KLXH
- Thibodaux, Louisiana; United States;
- Broadcast area: Houma–Thibodaux
- Frequency: 106.3 MHz
- Branding: K-Love

Programming
- Network: K-Love

Ownership
- Owner: Educational Media Foundation

History
- First air date: June 1, 1966
- Former call signs: KTIB-FM (1966–1973); KXOR-FM (1973–2017);

Technical information
- Licensing authority: FCC
- Facility ID: 35989
- Class: C3
- ERP: 25,000 watts
- HAAT: 100 meters (330 ft)
- Transmitter coordinates: 29°38′52.00″N 90°41′34.00″W﻿ / ﻿29.6477778°N 90.6927778°W

Links
- Public license information: Public file; LMS;
- Website: K-Love

= KLXH =

K-Love radio station in Thibodaux, Louisiana

KLXH (106.3 FM) is a radio station licensed to Thibodaux, Louisiana, United States. The station is currently owned by Educational Media Foundation.

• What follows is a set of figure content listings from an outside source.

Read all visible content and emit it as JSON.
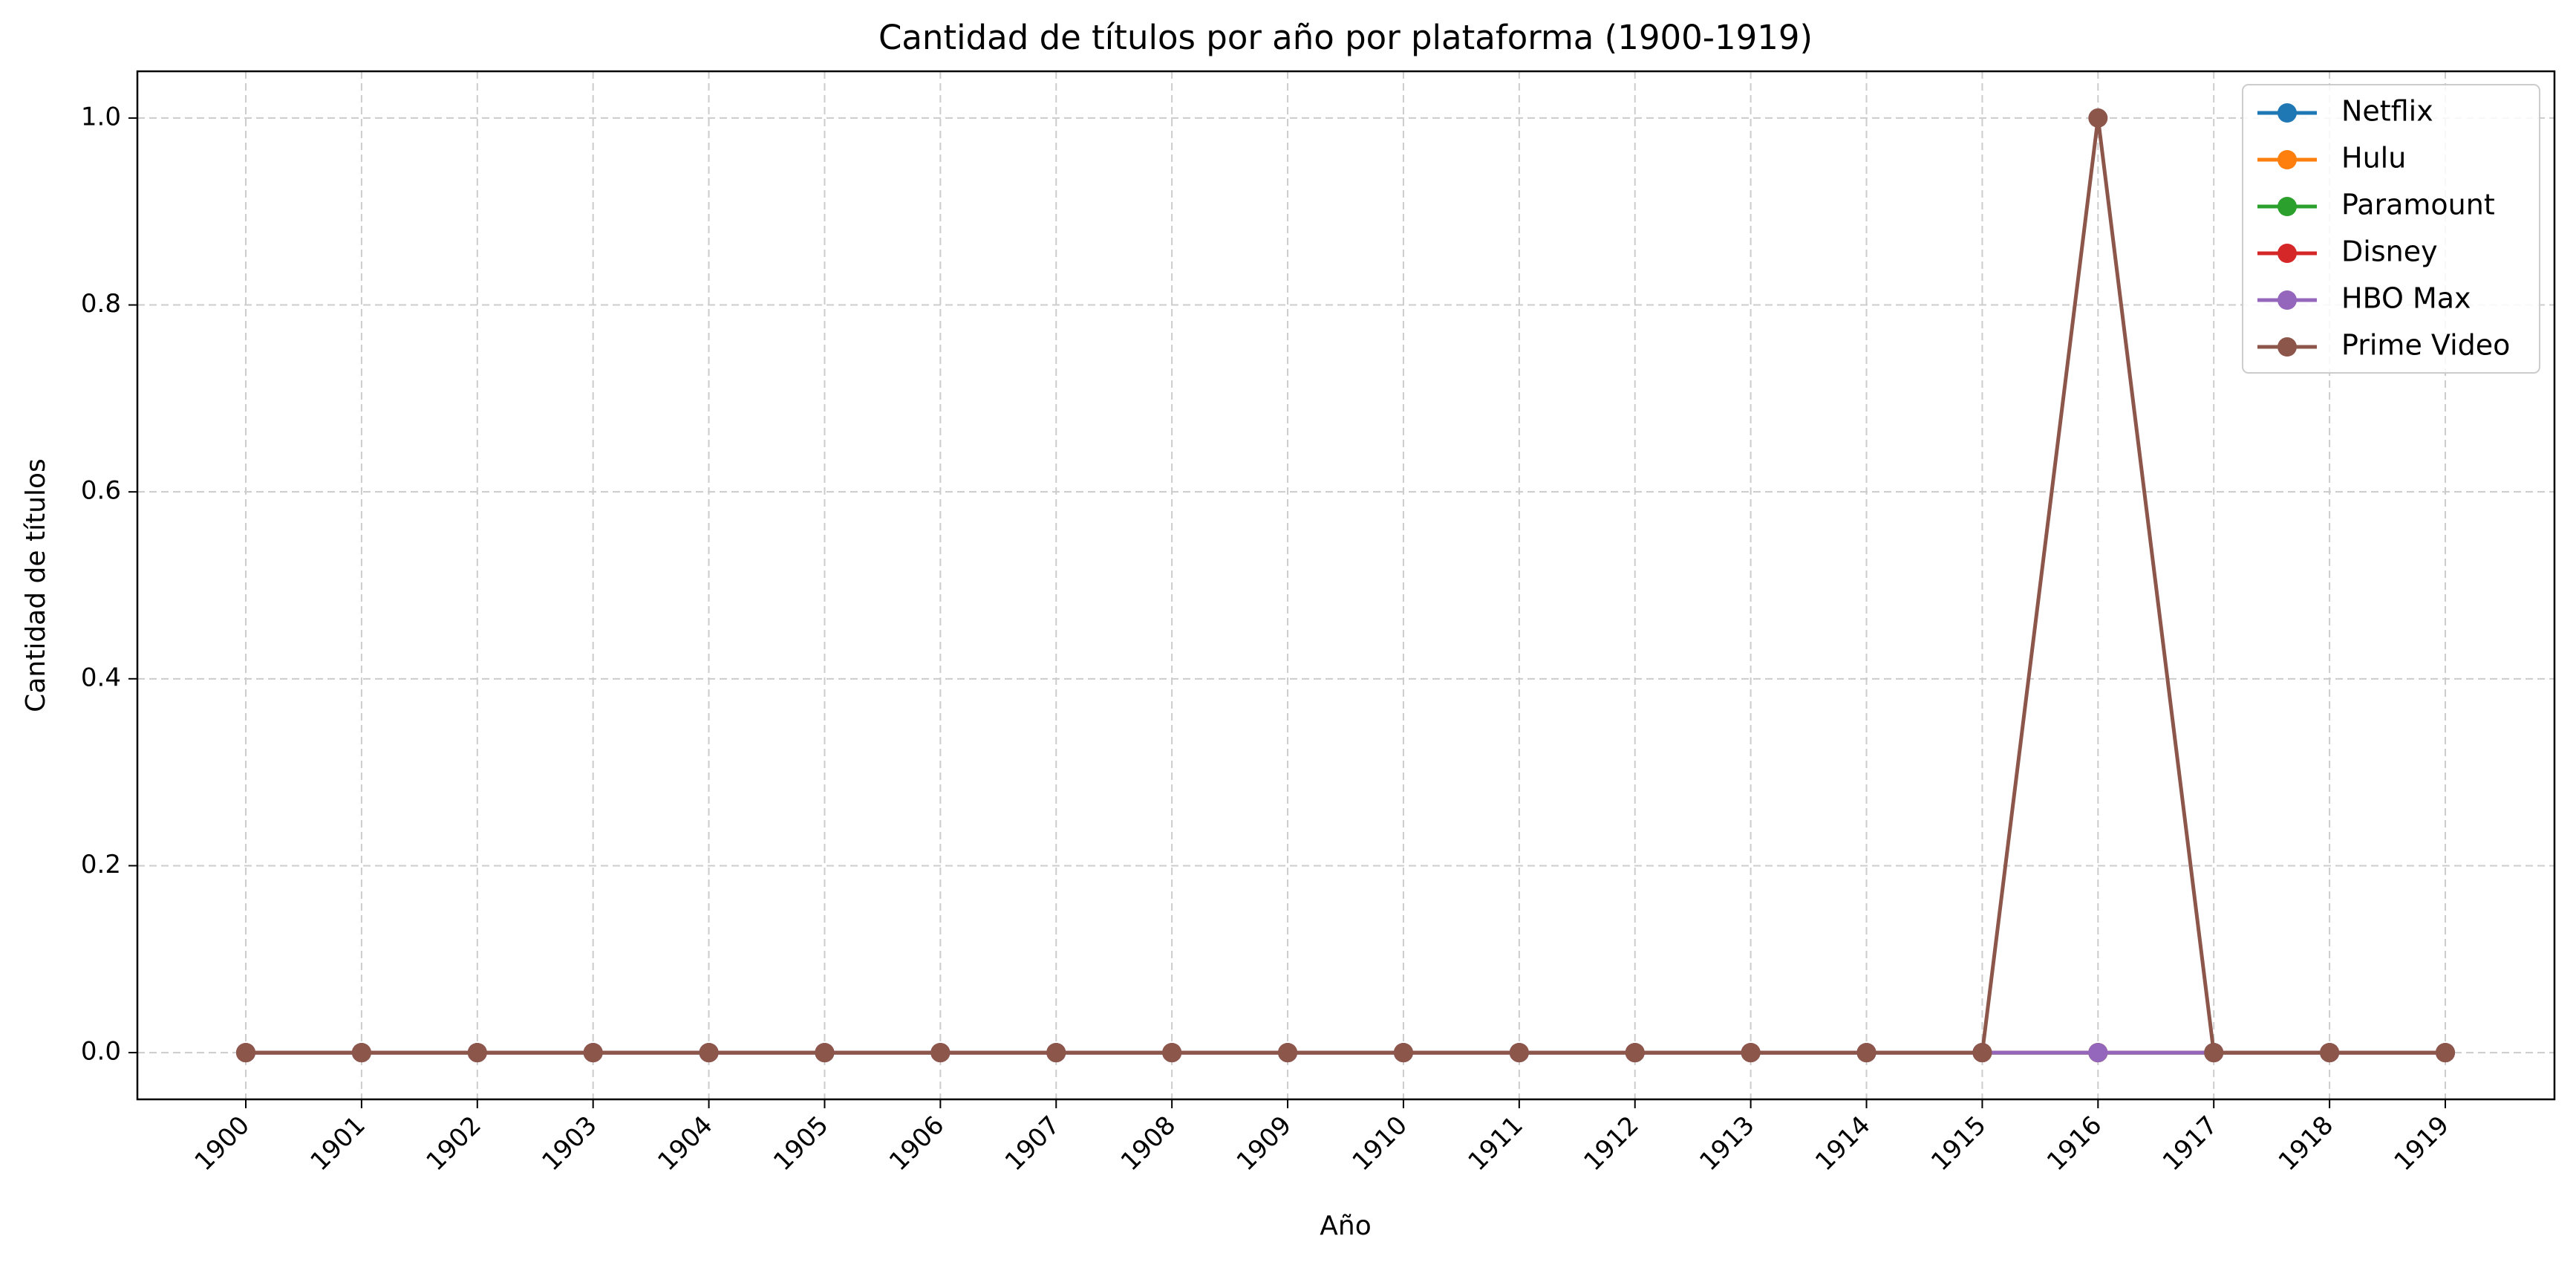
{
  "chart_data": {
    "type": "line",
    "title": "Cantidad de títulos por año por plataforma (1900-1919)",
    "xlabel": "Año",
    "ylabel": "Cantidad de títulos",
    "x": [
      "1900",
      "1901",
      "1902",
      "1903",
      "1904",
      "1905",
      "1906",
      "1907",
      "1908",
      "1909",
      "1910",
      "1911",
      "1912",
      "1913",
      "1914",
      "1915",
      "1916",
      "1917",
      "1918",
      "1919"
    ],
    "ylim": [
      -0.05,
      1.05
    ],
    "yticks": [
      "0.0",
      "0.2",
      "0.4",
      "0.6",
      "0.8",
      "1.0"
    ],
    "grid": true,
    "legend_position": "top-right",
    "series": [
      {
        "name": "Netflix",
        "color": "#1f77b4",
        "values": [
          0,
          0,
          0,
          0,
          0,
          0,
          0,
          0,
          0,
          0,
          0,
          0,
          0,
          0,
          0,
          0,
          0,
          0,
          0,
          0
        ]
      },
      {
        "name": "Hulu",
        "color": "#ff7f0e",
        "values": [
          0,
          0,
          0,
          0,
          0,
          0,
          0,
          0,
          0,
          0,
          0,
          0,
          0,
          0,
          0,
          0,
          0,
          0,
          0,
          0
        ]
      },
      {
        "name": "Paramount",
        "color": "#2ca02c",
        "values": [
          0,
          0,
          0,
          0,
          0,
          0,
          0,
          0,
          0,
          0,
          0,
          0,
          0,
          0,
          0,
          0,
          0,
          0,
          0,
          0
        ]
      },
      {
        "name": "Disney",
        "color": "#d62728",
        "values": [
          0,
          0,
          0,
          0,
          0,
          0,
          0,
          0,
          0,
          0,
          0,
          0,
          0,
          0,
          0,
          0,
          0,
          0,
          0,
          0
        ]
      },
      {
        "name": "HBO Max",
        "color": "#9467bd",
        "values": [
          0,
          0,
          0,
          0,
          0,
          0,
          0,
          0,
          0,
          0,
          0,
          0,
          0,
          0,
          0,
          0,
          0,
          0,
          0,
          0
        ]
      },
      {
        "name": "Prime Video",
        "color": "#8c564b",
        "values": [
          0,
          0,
          0,
          0,
          0,
          0,
          0,
          0,
          0,
          0,
          0,
          0,
          0,
          0,
          0,
          0,
          1,
          0,
          0,
          0
        ]
      }
    ]
  }
}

The station serves the Houma/Thibodaux metropolitan area of Southeastern Louisiana

==History==
This station was started on June 1, 1966, by the Delta Broadcasting Company as KTIB-FM, a 3,000-watt sister station to KTIB AM. The station was sold in 1973 to Joseph Costello III, owner at the time of WRNO-FM and later on WRNO worldwide who switched the callsign to KXOR and formatted the station in his years of ownership as a rock station, and lastly as a country station branded as "LA Country 106" before being sold upon his death to Guaranty Broadcasting of Baton Rouge in 1997 who promptly flipped the format to classic rock branded as "Eagle 106.3" so as not to compete with sister station KCIL . The station was sold as part of a cluster of stations in 2006 to Sunburst Media-Louisiana LLC. which updated the playlist to include newer rock than previously heard transforming the station into a Mainstream rock format. In November 2009, the radio company brought in Los Angeles radio consultant and music producer "Mighty Mike Quinn" who took over as Vice President of Programming. In late 2010 Mighty Mike Quinn's contract ended and he returned with his fiancé (Model and Radio Host) Viny Star back to Santa Monica, California. On March 1, 2011 KXOR-FM changed their format to classic rock, branded as "LA 106.3 Rock Hits Radio". Effective November 11, 2015, KXOR-FM (along with co-owned KCIL and KJIN) was sold to James Anderson's My Home Team Media, LLC.

On May 26, 2017, KXOR-FM changed their call letters to KLXH, as Educational Media Foundation closed on its $525,000 purchase of KXOR-FM. The station went silent on May 31, 2017 in preparation of switching to EMF's "K-Love" contemporary Christian format; it returned in June.